Amo los ritos que adolecen, enteramente, de contenido pero que tienen la fuerza y el poder de gratificar la vida. Un diciembre en el hemisferio norte, sin estrellas luminosas ni pinos gigantes, cargados de luces, en las plazas, convertiría el último mes del año en el primero. Diciembre transcurre rápido, la oscuridad está encendida, el rojo lo tiñe todo, el azúcar no necesita disculpas, las mismas melodías y aromas emanan de puertas y ventanas, muchos más que menos las entonan o cantan. Enero tiene la de no terminar nunca y de alargar la resaca al máximo.
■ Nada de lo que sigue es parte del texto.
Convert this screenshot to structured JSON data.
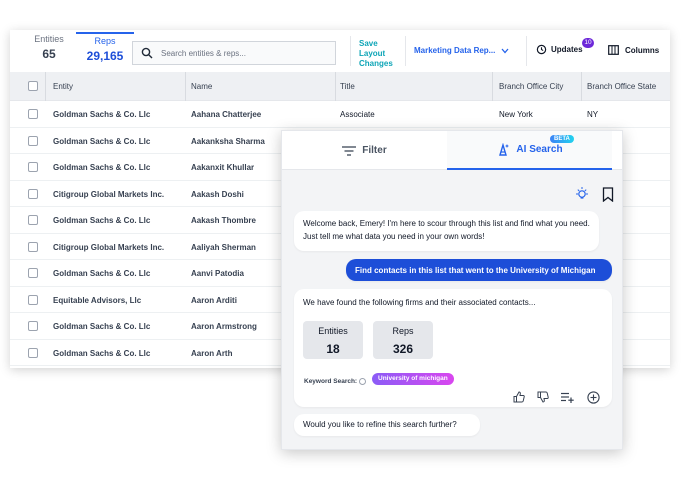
{
  "topbar": {
    "entities_label": "Entities",
    "entities_count": "65",
    "reps_label": "Reps",
    "reps_count": "29,165",
    "search_placeholder": "Search entities & reps...",
    "save_layout": "Save Layout Changes",
    "dataset": "Marketing Data Rep...",
    "updates_label": "Updates",
    "updates_badge": "10",
    "columns_label": "Columns"
  },
  "table": {
    "headers": [
      "Entity",
      "Name",
      "Title",
      "Branch Office City",
      "Branch Office State"
    ],
    "rows": [
      {
        "entity": "Goldman Sachs & Co. Llc",
        "name": "Aahana Chatterjee",
        "title": "Associate",
        "city": "New York",
        "state": "NY"
      },
      {
        "entity": "Goldman Sachs & Co. Llc",
        "name": "Aakanksha Sharma",
        "title": "",
        "city": "",
        "state": ""
      },
      {
        "entity": "Goldman Sachs & Co. Llc",
        "name": "Aakanxit Khullar",
        "title": "",
        "city": "",
        "state": ""
      },
      {
        "entity": "Citigroup Global Markets Inc.",
        "name": "Aakash Doshi",
        "title": "",
        "city": "",
        "state": ""
      },
      {
        "entity": "Goldman Sachs & Co. Llc",
        "name": "Aakash Thombre",
        "title": "",
        "city": "",
        "state": ""
      },
      {
        "entity": "Citigroup Global Markets Inc.",
        "name": "Aaliyah Sherman",
        "title": "",
        "city": "",
        "state": ""
      },
      {
        "entity": "Goldman Sachs & Co. Llc",
        "name": "Aanvi Patodia",
        "title": "",
        "city": "",
        "state": ""
      },
      {
        "entity": "Equitable Advisors, Llc",
        "name": "Aaron Arditi",
        "title": "",
        "city": "",
        "state": ""
      },
      {
        "entity": "Goldman Sachs & Co. Llc",
        "name": "Aaron Armstrong",
        "title": "",
        "city": "",
        "state": ""
      },
      {
        "entity": "Goldman Sachs & Co. Llc",
        "name": "Aaron Arth",
        "title": "",
        "city": "",
        "state": ""
      }
    ]
  },
  "panel": {
    "tab_filter": "Filter",
    "tab_ai": "AI Search",
    "beta": "BETA",
    "welcome": "Welcome back, Emery! I'm here to scour through this list and find what you need. Just tell me what data you need in your own words!",
    "user_query": "Find contacts in this list that went to the University of Michigan",
    "result_text": "We have found the following firms and their associated contacts...",
    "result_entities_label": "Entities",
    "result_entities": "18",
    "result_reps_label": "Reps",
    "result_reps": "326",
    "keyword_label": "Keyword Search:",
    "keyword_value": "University of michigan",
    "followup": "Would you like to refine this search further?"
  },
  "colors": {
    "accent": "#2563eb",
    "teal": "#0ea5b7",
    "badge": "#6d28d9"
  }
}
En el país que vivo, se celebra junto a los colegas, un almuerzo de navidad. Se comienza a partir de las 13:00-14:00 horas, preferentemente un viernes y se continúa sin pausa hasta el total cansancio. Los ingredientes más importantes son vino, cerveza y café avec. La comida es excelente, pero en realidad no tiene una importancia primordial, pues se trata de no permitir que la rutina laboral tenga influencia en esta tarde-noche, única en todo el año, donde el director no lo es y las colegas antes, a pesar y después del MeToo se visten sugestivas y aceptan piropos y desmanes de los colegas. La maravilla de este rito es que al finalizar produce una amnesia colectiva y el lunes que sigue es un lunes común y corriente. No es que siempre suceda así, hay personas que practican la abstemia y otras que se retiran antes de que comience el baile.

Los 24 de diciembre, cuarto o después de cuatro domingos de adviento, es el día familiar por excelencia. Los hijos visitan a sus padres o los padres visitan a su hijo o hija. La familia se sienta a una mesa, cargada de alimentos predecibles y por eso deseables por unas horas. Luego se baila y canta alrededor del árbol navideño adornado como los años anteriores.

Mientras viven los abuelos los descendientes los visitan. Si hay dos parejas de abuelos se va un año donde unos y el siguiente, donde los otros. Hoy día la ecuación tiene muchas variables. Una pareja con hijos pequeños, por esto de la modernidad, puede tener 4 parejas de abuelos que anhelan ver a los descendientes de los descendientes. Ver a los pequeños cada cuatro años es una alternativa, la otra, la mía, por ejemplo, es trasladar el 24 de diciembre al domingo de adviento anterior al 24 y celebrar con todos los míos, juntos. Es un rito que tiene ya sus años y nos permite alargar las navidades hasta el fin de año, pues el 28 de diciembre la reunión es con toda la familia, es decir, hermanas, sobrinos, nietas, cuñados, nueras, bisnietos y los correspondientes os y as.

Los regalos que se entregan para los aniversarios o que se depositan a los pies del árbol no deberían ser un rito, pero lo son.

Los infantes los esperan, los sueñan, los anhelan y escriben listas con sus deseos. Las generaciones más antiguas deberían ponerse de acuerdo en qué regalarles para no llenar los dormitorios infantiles de plástico y objetos innecesarios. Pero no quiero entrar al problema climático, aunque no me falten las palabras, pero, el rito que celebraremos, y el espacio, no me lo permite.